Ashanti

Ashanti is already a significant figure for the radio and record businesses. The question for readers of this mag, though, is whether the 21-year-old princess of hip-hop and R&B will add live performance to her bag.

Yeah.

Since her album dropped in April, Ashanti has been on the road doing radio shows, sometimes stopping in three different states a day. Normally, her sets are about five songs with DJ backup, using a band only for television performances. Overseas touring is on the horizon and she’s building her onstage chops, gearing up for a fall tour, most likely with Nelly.

She told POLLSTAR the show will be “the whole shebang.” While she was in Denver June 7th, there was a cadre of dancers rehearsing in New York, waiting for her to join them in July for eight- to 10-hour-a-day rehearsals for a month.

“I’m not going to be up there swinging and jumping around or anything like that,” Ashanti said. “I’m not in the best shape of my life right now. I wish I was, but I’ll be coordinating, falling in on the hook.”

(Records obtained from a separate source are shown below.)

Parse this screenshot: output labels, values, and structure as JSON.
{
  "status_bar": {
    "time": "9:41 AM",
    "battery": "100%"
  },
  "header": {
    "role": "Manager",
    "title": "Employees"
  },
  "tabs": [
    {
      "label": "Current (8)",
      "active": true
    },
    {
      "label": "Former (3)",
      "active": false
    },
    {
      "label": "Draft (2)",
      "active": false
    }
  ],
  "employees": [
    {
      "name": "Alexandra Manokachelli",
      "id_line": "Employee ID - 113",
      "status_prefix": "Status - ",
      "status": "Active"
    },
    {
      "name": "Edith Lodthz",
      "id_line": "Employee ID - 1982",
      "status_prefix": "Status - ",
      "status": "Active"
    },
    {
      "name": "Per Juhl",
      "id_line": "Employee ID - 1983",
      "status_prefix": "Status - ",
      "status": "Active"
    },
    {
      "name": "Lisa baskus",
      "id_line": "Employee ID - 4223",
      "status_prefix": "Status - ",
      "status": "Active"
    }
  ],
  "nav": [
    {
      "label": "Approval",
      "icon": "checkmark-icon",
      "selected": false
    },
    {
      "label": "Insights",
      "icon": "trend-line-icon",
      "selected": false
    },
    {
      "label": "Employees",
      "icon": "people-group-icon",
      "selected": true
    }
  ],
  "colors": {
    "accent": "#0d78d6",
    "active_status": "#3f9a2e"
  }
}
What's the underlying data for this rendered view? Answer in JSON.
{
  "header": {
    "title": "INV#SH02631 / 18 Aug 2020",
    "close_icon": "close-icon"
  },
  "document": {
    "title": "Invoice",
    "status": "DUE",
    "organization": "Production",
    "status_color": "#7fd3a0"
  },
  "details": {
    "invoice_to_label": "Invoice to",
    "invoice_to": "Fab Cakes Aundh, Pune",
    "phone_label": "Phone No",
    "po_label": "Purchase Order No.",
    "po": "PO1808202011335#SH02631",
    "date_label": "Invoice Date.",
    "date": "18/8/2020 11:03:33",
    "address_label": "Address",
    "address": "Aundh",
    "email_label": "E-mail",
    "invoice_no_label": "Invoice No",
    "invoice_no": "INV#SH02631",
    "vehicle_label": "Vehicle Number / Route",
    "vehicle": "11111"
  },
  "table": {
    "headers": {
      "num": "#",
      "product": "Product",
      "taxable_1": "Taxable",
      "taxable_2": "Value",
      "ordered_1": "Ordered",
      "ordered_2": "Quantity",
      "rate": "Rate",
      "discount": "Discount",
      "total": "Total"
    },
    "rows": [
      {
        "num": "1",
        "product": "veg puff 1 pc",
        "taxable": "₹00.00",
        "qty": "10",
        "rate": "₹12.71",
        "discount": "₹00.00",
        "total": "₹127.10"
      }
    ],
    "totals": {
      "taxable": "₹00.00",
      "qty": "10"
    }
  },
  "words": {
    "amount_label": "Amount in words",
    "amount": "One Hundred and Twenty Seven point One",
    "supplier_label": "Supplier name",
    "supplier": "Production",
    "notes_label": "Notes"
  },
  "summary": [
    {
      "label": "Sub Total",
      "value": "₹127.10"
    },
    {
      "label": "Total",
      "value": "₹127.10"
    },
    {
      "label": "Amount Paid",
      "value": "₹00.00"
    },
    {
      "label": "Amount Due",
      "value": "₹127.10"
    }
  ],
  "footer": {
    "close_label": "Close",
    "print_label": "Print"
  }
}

Her agent, ICM’s Rich Murphy, thought differently.

“Oh, she’s going to get in shape,” he told POLLSTAR, because a month of dance rehearsals can do that. “What I stressed to [her management], most importantly, was really putting on a great show, entertaining these people so they’ll keep coming back. That way, they can spread the word that Ashanti, when you see her show, it’s a show.”

For those folks just returning from planet Zardon, the young singer’s self-titled debut opened at No. 1, knocking Celine Dion off the top and keeping the diva at arm’s length for the next two weeks. (The two got to play on the same bill June 15th at Los Angeles’ Wango Tango radio show).

She did a star turn on three Top 10 hits simultaneously by being the featured artist on Ja Rule’s “Always On Time” and Fat Joe’s “What’s Luv?” while her own single, “Foolish,” rounded out the trio.

The only other artist to accomplish that? The Beatles in 1964. “Foolish” and “Always On Time” were No. 1 hits.

Some attribute the album’s smash debut to a rebate offer by Island Def Jam, but that obviously excludes the fact that the buying public was clamoring to get the album.

Radio listeners first heard Ashanti on “How We Roll,” a Big Pun hit, last year after signing with Murder Inc. Before that, she was going to school part-time in New York while recording demos.

Ashanti Shaquoya Douglas had already been signed to two labels: Jive when she was 14 years old, and Epic when she was 17. She learned tap dance, modern, jazz and ballet as a 12- year-old.

Ashanti

“I’ve been trying for eight-and-a-half years,” she said. “This is my third deal but this is the first deal that actually went all the way through to where I’m actually performing, have a completed CD, it’s released and I’m hearing myself on the radio.”

So, was she prepared for the next step?

“It’s half and half. In a way, I was more than ready. In another sense, I had no idea because all the behind-the-scenes things that are going on now, I’m like going, ‘Oh my gosh, I never really knew.’ So it’s definitely hard.”

While the singer took her gigantic leap this spring, her two managers started interviewing for exclusive booking representation. Her mom, Tina, and co-manager Linda Berk talked to agents in New York, Los Angeles and at Ashanti’s shows before choosing Murphy.

“I hung in there,” he said. “It was a fight because everybody was involved. William Morris, Evolution, CAA, and I just kind of hung in there. I think they really liked me as a person and they believed that I was going to work hard for them, that the company was the best place for them to be.”

Murphy said he usually walks into the office around 10:15 a.m. to find 15 inquiries for Ashanti have come in since 9:00.

“She’s come a long way from doing her little guest spots with Ja Rule and Fat Joe, developing her own personality onstage,” he said. “I’ve seen her go from a 10-minute show to a 30-minute set and she’s evolving. … We’re going to take the month of July to put a really tight show together, a good 45-minute set, then we’re going to grow into the live band situation.”

Meantime, while Ashanti stays on the road well into next year, ICM will help her locate TV spots, film appearances and commercials, Murphy said.

“There’s a lot of interest in her, especially on the film side,” he said. “She’s interested in doing some voice-overs for characters in animated movies.”

There are also visits this summer to Australia, Europe, Canada, Amsterdam, London, Germany and Japan (“I’m going to have to stay up a week for that flight,” she said). She’s doing the BET awards, the Summer Jam and a show for the troops in North Carolina. She sang at Ike Turner’s club to 1,500 patrons after the Lennox Lewis / Mike Tyson fight in Memphis.

“Honestly, it’s bananas,” she said. “I should fax everybody my schedule and they can see how much I travel and see how busy I am.”

Accordingly, she thought it would prep her for the fall tour.

“After all the dirt I’ve been drug through, with all of these cities and airplanes and security checks and different hotels every single day, I think I can handle the tour now, especially since we’ll be on the bus so that’s not too much of a hassle,” she said.